Is any of this true? Do we create ourselves? Is the narrativity view a profound and universal insight into the human condition? It's a partial truth at best, true enough for some, completely false for others. There is a deep divide in our species. On one side, the narrators: those who are indeed intensely narrative, self-storying, Homeric, in their sense of life and self, whether they look to the past or the future. On the other side, the non-narrators: those who live life in a fundamentally non-storytelling fashion, who may have little sense of, or interest in, their own history, nor any wish to give their life a certain narrative shape. In between lies the great continuum of mixed cases.
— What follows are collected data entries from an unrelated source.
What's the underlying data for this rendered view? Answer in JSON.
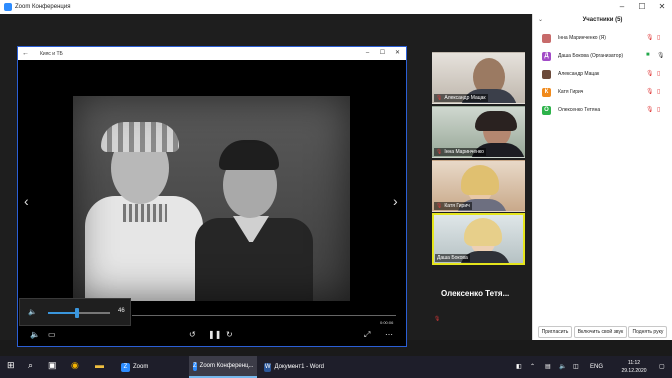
{
  "zoom_window": {
    "title": "Zoom Конференция"
  },
  "viewer": {
    "title": "Кияс и ТБ",
    "volume_value": "46",
    "volume_fraction": 0.46,
    "timecode": "0:00:06"
  },
  "tiles": [
    {
      "name": "Александр Мацак"
    },
    {
      "name": "Інна Маринченко"
    },
    {
      "name": "Катя Гирич"
    },
    {
      "name": "Даша Бокова"
    },
    {
      "name": "Олексенко Тетя..."
    }
  ],
  "panel": {
    "title": "Участники (5)",
    "participants": [
      {
        "name": "Інна Маринченко (Я)",
        "initial": "",
        "color": "#c76a6a",
        "video_icon": "video-off-icon",
        "mic_icon": "mic-off-icon"
      },
      {
        "name": "Даша Бокова (Организатор)",
        "initial": "Д",
        "color": "#a24bc7",
        "video_icon": "video-on-icon",
        "mic_icon": "mic-on-icon"
      },
      {
        "name": "Александр Мацак",
        "initial": "",
        "color": "#6b4a3a",
        "video_icon": "video-off-icon",
        "mic_icon": "mic-off-icon"
      },
      {
        "name": "Катя Гирич",
        "initial": "К",
        "color": "#f08a1c",
        "video_icon": "video-off-icon",
        "mic_icon": "mic-off-icon"
      },
      {
        "name": "Олексенко Тетяна",
        "initial": "О",
        "color": "#2db34a",
        "video_icon": "video-off-icon",
        "mic_icon": "mic-off-icon"
      }
    ],
    "buttons": {
      "invite": "Пригласить",
      "unmute": "Включить свой звук",
      "raise_hand": "Поднять руку"
    }
  },
  "taskbar": {
    "apps": [
      {
        "label": "Zoom",
        "color": "#2d8cff",
        "glyph": "Z"
      },
      {
        "label": "Zoom Конференц...",
        "color": "#2d8cff",
        "glyph": "Z"
      },
      {
        "label": "Документ1 - Word",
        "color": "#2b579a",
        "glyph": "W"
      }
    ],
    "language": "ENG",
    "time": "11:12",
    "date": "29.12.2020"
  },
  "colors": {
    "accent": "#2d8cff",
    "active_speaker": "#e5e51c",
    "muted": "#e03a3a"
  }
}
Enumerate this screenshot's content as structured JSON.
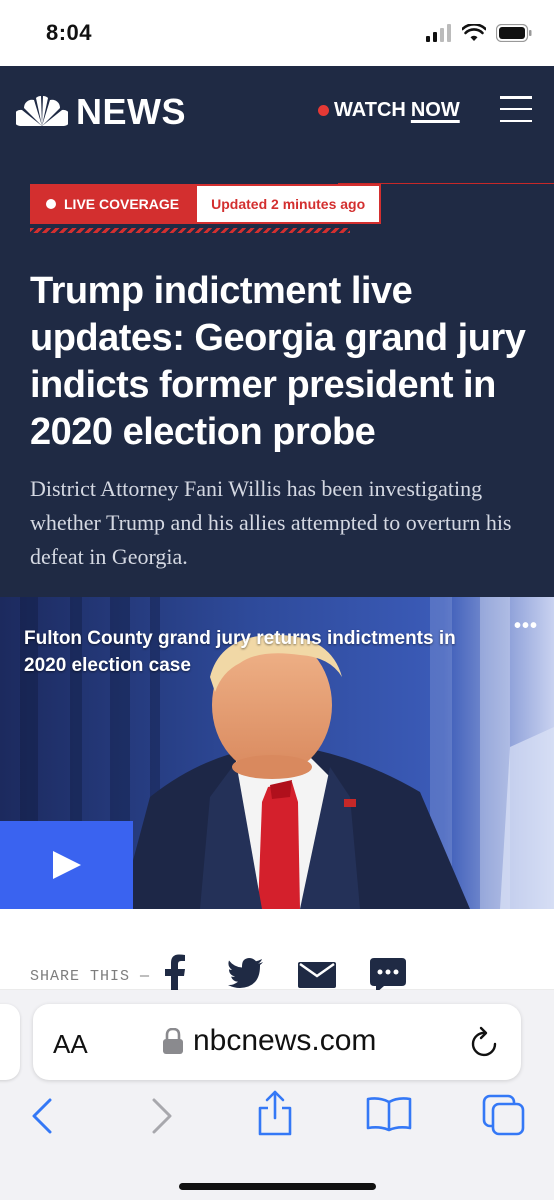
{
  "status_bar": {
    "time": "8:04"
  },
  "header": {
    "brand": "NEWS",
    "watch_label": "WATCH",
    "now_label": "NOW",
    "menu_icon": "hamburger-menu-icon"
  },
  "hero": {
    "badge_live": "LIVE COVERAGE",
    "badge_updated": "Updated 2 minutes ago",
    "headline": "Trump indictment live updates: Georgia grand jury indicts former president in 2020 election probe",
    "dek": "District Attorney Fani Willis has been investigating whether Trump and his allies attempted to overturn his defeat in Georgia."
  },
  "video": {
    "caption": "Fulton County grand jury returns indictments in 2020 election case",
    "more_label": "•••",
    "play_icon": "play-icon"
  },
  "share": {
    "label": "SHARE THIS —",
    "icons": [
      "facebook-icon",
      "twitter-icon",
      "email-icon",
      "comment-icon"
    ]
  },
  "safari": {
    "aa_label": "AA",
    "url": "nbcnews.com",
    "toolbar_icons": [
      "back-icon",
      "forward-icon",
      "share-icon",
      "bookmarks-icon",
      "tabs-icon"
    ]
  },
  "colors": {
    "header_bg": "#1f2a44",
    "accent_red": "#d32f2f",
    "play_blue": "#3a63f0",
    "ios_blue": "#3478f6"
  }
}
The "deep divide" between compulsive narrators and their counterparts left me wondering whether I've been obtuse in weaving narrative slants into solicitations for essays in undergraduate writing courses. Surely we aren't rigidly fixed along any continuum, are we? My itch comes from the resonant echo of this passage to other sorts of neat social stamping--the sort that rely on gross simplifications to exclude our moods, fluctuations, interanimations and ambiguity. I was told late last week that I'd be part of a committee of three who will meet for six hours next Monday to revise a departmental strategic planning statement. Important work, to be sure. But six hours? Why? Because we're all introverts was the explanation. Well, yeah, in this case, on this project, I'd rather work independently for two hours, quietly, to do the work we'll accomplish in six hours of circular exchanges about how to spend money on this and that. The administration buys into Myers-Briggs typecasting; it's that simple. Once you're an "I" there'll be no doubling back, darling.

But, for me, I rather tend to regard myself as INFP one day, ESTJ the next. Flexible and varied, more so than essential. But then again, maybe I'm just storying myself that way through contrived, never-ending narratives.